The talk heading into the first game of the KIF season was of Waimea being the darkhorse. After Saturday night, that talk may change to that of a frontrunner.
The Menehune put an early statement on the 2011 season by beating the Kaua‘i Red Raiders, 27-7, at Hanapepe Stadium.
The Menehune defense forced six turnovers on the game and was the difference for Waimea head coach Keali‘i Aguiar’s squad.
“Our defense played really well tonight against an explosive team,” Aguiar said. “When they play like that it sets the tone and it lets our offense have the ability to be more aggressive.”
Starring on both sides of the ball for the Menehune was quarterback Alika Emayo.
Waimea is known as a team that dominates on the ground, but a series of plays late in the second quarter showed the Menehune have the ability to air it out.
After an interception by Kaua‘i quarterback Trey Aguano, the Menehune capitalized with a 16-yard touchdown pass from Emayo to Devan Banasihan Kenney.
The pass worked so well for the Menehune that they took to the air on the next play, with Emayo sailing a two-point conversion attempt into the corner of the endzone to convert the play.
While Emayo was effective with the ball through the air, going 3-5 for 60 yards, his biggest contribution was disrupting Aguano.
As a defensive back, Emayo picked off Aguano three times during the game.
Aguano finished with five interceptions on the game, although Kaua‘i head coach Cory Aguano said the interceptions weren’t the fault of his quarterback.
“The passes were there tonight. He was on target. Our receivers just couldn’t catch the ball,” Coach Aguano said. “We’re a team that airs it out. That’s us. We have to shape up and catch the ball because that’s our money.”

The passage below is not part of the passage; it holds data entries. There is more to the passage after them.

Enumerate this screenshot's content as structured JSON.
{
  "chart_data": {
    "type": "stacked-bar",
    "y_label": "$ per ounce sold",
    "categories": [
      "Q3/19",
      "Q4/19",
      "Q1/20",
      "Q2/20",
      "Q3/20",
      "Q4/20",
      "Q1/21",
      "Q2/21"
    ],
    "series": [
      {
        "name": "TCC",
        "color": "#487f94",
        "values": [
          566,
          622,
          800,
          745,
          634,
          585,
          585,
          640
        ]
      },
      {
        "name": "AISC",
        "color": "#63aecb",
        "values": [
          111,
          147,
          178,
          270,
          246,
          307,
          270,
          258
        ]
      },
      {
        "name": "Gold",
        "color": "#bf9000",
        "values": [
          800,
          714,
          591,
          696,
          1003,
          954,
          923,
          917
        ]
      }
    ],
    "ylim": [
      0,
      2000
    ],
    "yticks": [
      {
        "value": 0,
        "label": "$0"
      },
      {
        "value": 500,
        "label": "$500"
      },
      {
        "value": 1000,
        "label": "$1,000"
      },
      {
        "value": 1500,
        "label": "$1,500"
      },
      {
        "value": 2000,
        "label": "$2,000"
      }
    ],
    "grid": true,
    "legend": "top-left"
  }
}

Trey Aguano finished with 131 yards through the air, but was only about 33 percent on his passes.
The Red Raiders were able to sustain a good running attack, as Keoki Pantorilla carved up the Menehune defense for 96 yards on 18 carries.
But it was the all-around Menehune effort that kept the Raiders out of the game.
Banasihan Kenney had 72 yards on the ground, including a touchdown run, while Emayo added 52 yards himself.
It was Emayo’s ability to run the ball, with the threat of the pass still in play, that stifled the Red Raider defense.
“He’s very elusive,” Coach Aguano said. “He had a very good game for them.”
Something that both teams had trouble with was holding onto the football. The teams combined for 10 turnovers on the game.
While the Red Raiders had trouble with keeping their passes out of the hands of the Menehune, Waimea had difficulty on the snaps.
Emayo fumbled three snaps, losing two of them, and had another fumble in the second quarter that he recovered.
“We really got to do a better job taking care of the football,” Aguiar said.
Despite the win, the Waimea coach said his team has a lot of room to improve. He wants his team to focus on sustaining longer drives forcing more three-and-outs on defense.
But for the night, after several seasons of being the KIF doormat, Aguiar said he’s satisfied with the win and what it means for the school to take down the eight-time defending champion Red Raiders.
“It’s a big win for us. It’s a big win for this school,” Aguiar said. “It sets the tone for the season. But the moment we get on the bus tonight we’ll be thinking about our next game.”